As a favor to a friend I went to NY Comic-con yesterday to appear on a panel on alternate histories and Steampunk, featuring the work Boilerplate, created by the talented duo of Paul Guinan and Anina Bennett. Guinan and Bennett were on the panel, along with Ay-Leen the Peacemaker creator of Beyond Victoriana. Before the panel I viewed a documentary on Steampunk, Vintage Tomorrows. The trailer, below:
Some years ago I read the book that kickstarted the movement, The Difference Engine, written by William Gibson and Bruce Sterling (who, not coincidentally also kickstarted the cyberpunk movement that spawned steampunk). I recall at the time thinking that situating the birth of the computing era some 100 or so years earlier than it actually happened had literary possibilities. But I lost interest, in part because I felt that the alternate history project whether we’re talking about steampunk, or re-imagining World War 2, never really spoke to me.
Simplifying I believe there are three different ways to examine the politics of cultural production. We can focus on the political content itself and the messages contained therein. We can also focus on the production process, the way a given form is created. We can also focus on the politics of circulation–the politics of spreading a given work of art (some works and ideas are more likely to circulate than others…why?). Finally we can focus on the politics of consumption–the effect a given work has on individual attitudes, behaviors, identities. I dealt with this with varying degrees of success in Stare in the Darkness.
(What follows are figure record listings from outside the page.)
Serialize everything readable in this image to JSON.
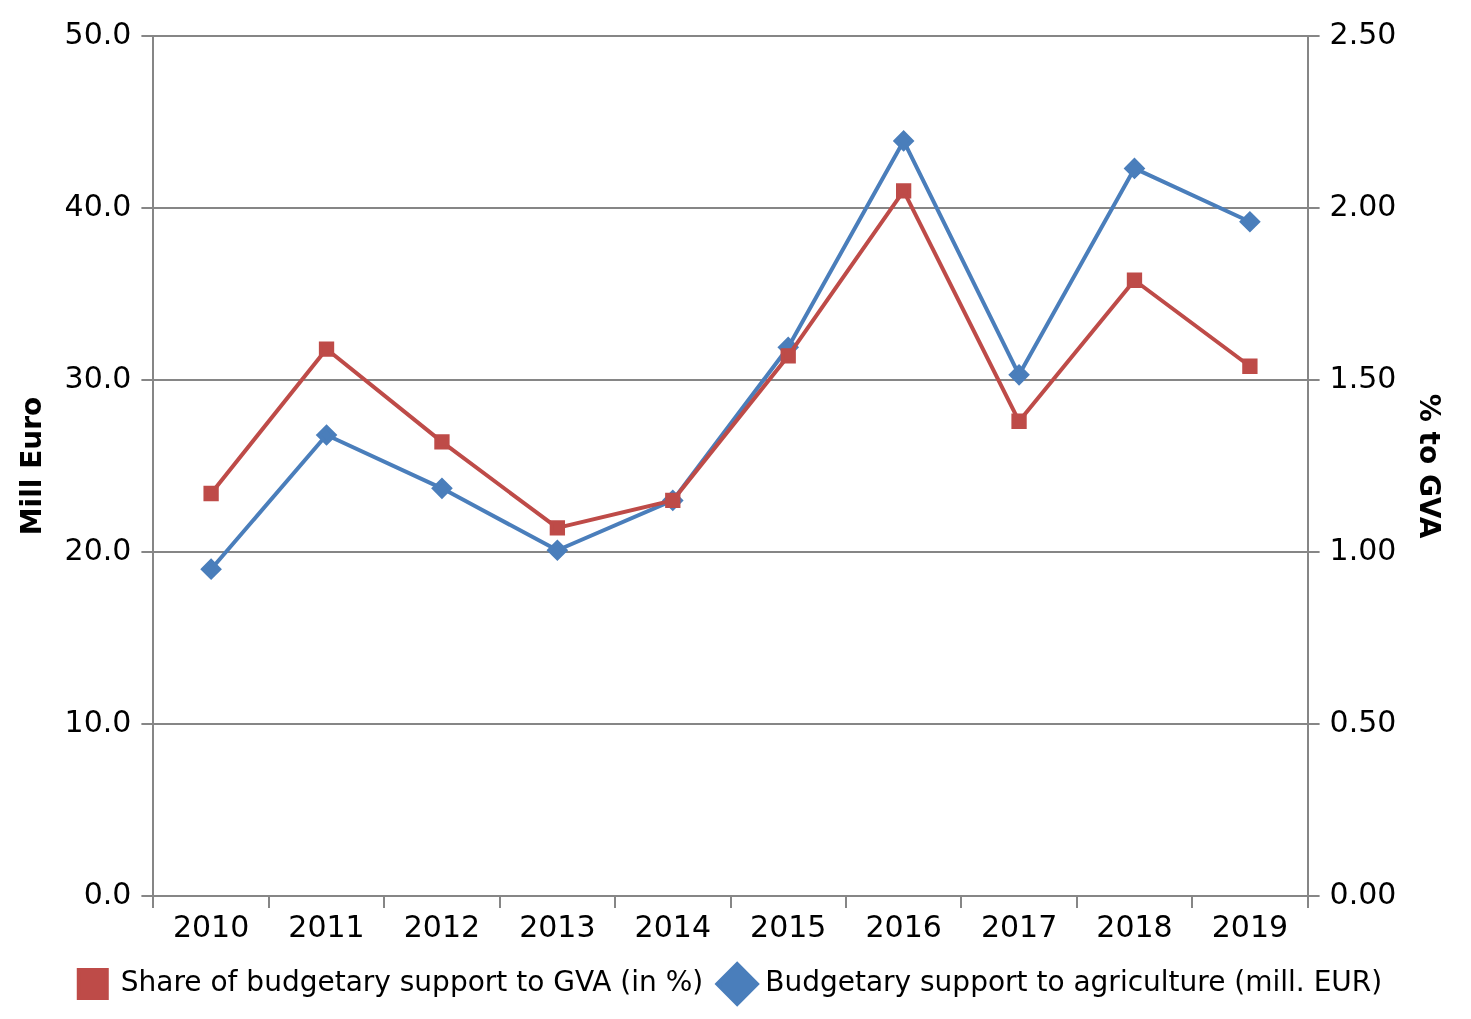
{
  "chart_data": {
    "type": "line",
    "ylabel": "Mill Euro",
    "y2label": "% to GVA",
    "categories": [
      "2010",
      "2011",
      "2012",
      "2013",
      "2014",
      "2015",
      "2016",
      "2017",
      "2018",
      "2019"
    ],
    "series": [
      {
        "name": "Budgetary support to agriculture (mill. EUR)",
        "color": "#4a7ebb",
        "marker": "diamond",
        "values": [
          19.0,
          26.8,
          23.7,
          20.1,
          23.0,
          31.9,
          43.9,
          30.3,
          42.3,
          39.2
        ]
      },
      {
        "name": "Share of budgetary support to GVA (in %)",
        "color": "#be4b48",
        "marker": "square",
        "axis": "y2",
        "values": [
          1.17,
          1.59,
          1.32,
          1.07,
          1.15,
          1.57,
          2.05,
          1.38,
          1.79,
          1.54
        ]
      }
    ],
    "ylim": [
      0,
      50
    ],
    "yticks": [
      {
        "value": 0,
        "label": "0.0"
      },
      {
        "value": 10,
        "label": "10.0"
      },
      {
        "value": 20,
        "label": "20.0"
      },
      {
        "value": 30,
        "label": "30.0"
      },
      {
        "value": 40,
        "label": "40.0"
      },
      {
        "value": 50,
        "label": "50.0"
      }
    ],
    "y2lim": [
      0,
      2.5
    ],
    "y2ticks": [
      {
        "value": 0,
        "label": "0.00"
      },
      {
        "value": 0.5,
        "label": "0.50"
      },
      {
        "value": 1,
        "label": "1.00"
      },
      {
        "value": 1.5,
        "label": "1.50"
      },
      {
        "value": 2,
        "label": "2.00"
      },
      {
        "value": 2.5,
        "label": "2.50"
      }
    ],
    "grid": "y",
    "legend": "bottom",
    "line_style": "solid"
  }
}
In the case of Steampunk, the questions that loom large to me are circulation and production questions. Why steampunk at this particular time? Some think of steampunk as a partial reaction to anxieties about the present, and to the almost immediate obsolescence of contemporary technology (the IPhone 3GS I bought almost three years ago will be useless in a year or so). Yes. I get that. But this doesn’t explain why folks return to the Victorian Era. What’s in that period? Well it represents the first moment where people really begin to understand the effect of technology on their lives. (Gibson noted the Victorians were the first to live in a state of ongoing technoshock.) It is also the moment where the world becomes open for exploration and adventure.
But what else happens during this period? Africa is cut up and distributed amongst colonial powers, poor men, women, and children are literally and figuratively mangled by growing industrialization. Finally during this period population control becomes INCREDIBLY important, and as such elites use sex and sexuality to control women. In Vintage Tomorrows one of the interviewees talks about imagining a Victorian Era death ray, so huge it takes up buildings.
If this imagined yesterday actually happened such a machine would most likely be stained by the blood of child labor. And manned by indentured negro servants. The industrial revolution itself is not possible without brutally subjugating entire continents.
With exceptions (and I’ll get to this below) this is neatly ignored, and instead of novels dealing with for example the mundane lives of black laborers forced to build Jules Vernes’ rocket to the moon we see novel after novel dealing with high society, with the lives of Victorian era elites. And extending our discussion of steampunk to other elements outside of literature we definitely see a similar embrace of high society in steampunk fashion.
So when asked in the Q&A a pointed question about the political elements that made steampunk possible, I said that it isn’t hard to connect the growing anxiety about the nation’s shifting racial demographics to the growing economic anxiety many of us feel (that itself undergirds the growing occupy movement) to a move to a much better time that just so HAPPENS to be a time where it was really really good to be white, male, and privileged. Steampunks who don’t read the literature but wear the gear, build the toys, and participate in the community may not consciously do so wanting to be white, male, and privileged. But they do so nonetheless, just as a kid wearing a confederate flag does.
Now I mentioned exceptions.
Exceptions probably isn’t the right word, but right now I don’t have a synonym handy. The central “stuff” that makes a given subculture identifiable is always open to re-interpretation and re-imagining. Steampunk doesn’t necessarily HAVE to focus solely on high society, it doesn’t HAVE to valorize whiteness (either by valorizing european victorian-era design aesthetics, by writing about/depicting white populations, by ignoring non-whites). It doesn’t HAVE to valorize heterosexuality. It just TENDS to.
Which means that progressive minded steam punks have to basically re-imagine the re-imagining process steampunk embodies (just, as I think about it progressive minded folks within hip-hop have to re-imagine IT). Boilerplate does an excellent job of inserting its central robotic character into a number of situations that bring the regressive political elements of the time to light–Boilerplate fights Jack Johnson for example. And Ay-leen the peacemaker isn’t the only one invested in creating a more progressive steampunk.
NisaNisi Shawl and Jaymee Goh are just two of the people invested in this project.